Related Work & Insights¶
- vs TransE/RotatE: These methods learn embeddings through translation/rotational geometric constraints. On top of this, this paper introduces an additional mutual information constraint, making them complementary rather than alternative.
- vs Contrastive learning methods (e.g., SimKGC): Contrastive learning also leverages positive and negative pairs, but SimKGC focuses on contrastive training of text encoders. The proposed mutual information framework directly operates on embedding spaces, making it more lightweight.
- vs Information Bottleneck methods: Information bottleneck compresses representations to eliminate redundancy, whereas this paper pursues the opposite direction—maximizing information retention. Both philosophies exhibit advantages in different scenarios.
Rating¶
- Novelty: ⭐⭐⭐⭐ Applying the mutual information perspective to KGE is relatively novel, though mutual information maximization has been widely utilized in representation learning.

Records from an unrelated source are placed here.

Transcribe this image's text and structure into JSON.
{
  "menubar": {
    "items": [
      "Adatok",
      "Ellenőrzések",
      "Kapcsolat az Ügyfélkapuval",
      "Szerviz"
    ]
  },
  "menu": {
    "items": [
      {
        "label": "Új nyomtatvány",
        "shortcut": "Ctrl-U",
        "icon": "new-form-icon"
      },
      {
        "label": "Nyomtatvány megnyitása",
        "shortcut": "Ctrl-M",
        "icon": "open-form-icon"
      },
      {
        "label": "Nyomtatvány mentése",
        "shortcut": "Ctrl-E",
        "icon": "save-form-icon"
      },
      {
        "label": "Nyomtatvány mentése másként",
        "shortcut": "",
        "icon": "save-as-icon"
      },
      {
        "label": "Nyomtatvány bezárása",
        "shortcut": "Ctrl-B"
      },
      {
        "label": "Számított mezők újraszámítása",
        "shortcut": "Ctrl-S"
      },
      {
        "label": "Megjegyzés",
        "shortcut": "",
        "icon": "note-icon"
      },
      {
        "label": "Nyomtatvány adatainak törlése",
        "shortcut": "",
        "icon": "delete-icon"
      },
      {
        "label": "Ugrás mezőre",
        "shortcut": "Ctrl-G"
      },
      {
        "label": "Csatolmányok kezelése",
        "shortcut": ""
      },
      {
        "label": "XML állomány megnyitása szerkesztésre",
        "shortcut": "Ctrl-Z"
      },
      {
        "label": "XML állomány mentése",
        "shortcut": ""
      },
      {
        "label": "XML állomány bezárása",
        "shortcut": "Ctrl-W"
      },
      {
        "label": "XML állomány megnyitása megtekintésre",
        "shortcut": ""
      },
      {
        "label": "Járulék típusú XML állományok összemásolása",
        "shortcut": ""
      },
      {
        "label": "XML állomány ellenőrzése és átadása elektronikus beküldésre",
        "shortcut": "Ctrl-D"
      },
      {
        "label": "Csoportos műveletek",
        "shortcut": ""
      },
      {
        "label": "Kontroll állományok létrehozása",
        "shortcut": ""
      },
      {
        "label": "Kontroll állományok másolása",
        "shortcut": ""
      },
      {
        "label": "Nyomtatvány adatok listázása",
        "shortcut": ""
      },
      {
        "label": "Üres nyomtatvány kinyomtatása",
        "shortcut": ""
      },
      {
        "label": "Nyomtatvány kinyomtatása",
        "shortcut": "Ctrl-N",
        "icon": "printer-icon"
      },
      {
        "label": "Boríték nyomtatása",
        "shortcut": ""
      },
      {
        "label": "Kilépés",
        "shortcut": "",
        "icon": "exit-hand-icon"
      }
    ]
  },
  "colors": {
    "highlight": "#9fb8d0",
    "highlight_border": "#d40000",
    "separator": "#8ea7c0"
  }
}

- Experimental Thoroughness: ⭐⭐⭐⭐ Generalizability is validated across multiple baselines and datasets, and visualization analyses enhance the persuasiveness.
- Writing Quality: ⭐⭐⭐⭐ Clear motivation and standardized descriptions of the frameworks.
- Value: ⭐⭐⭐⭐ The plug-and-play characteristic gives it high practical value, driving meaningful progress in the KGE community.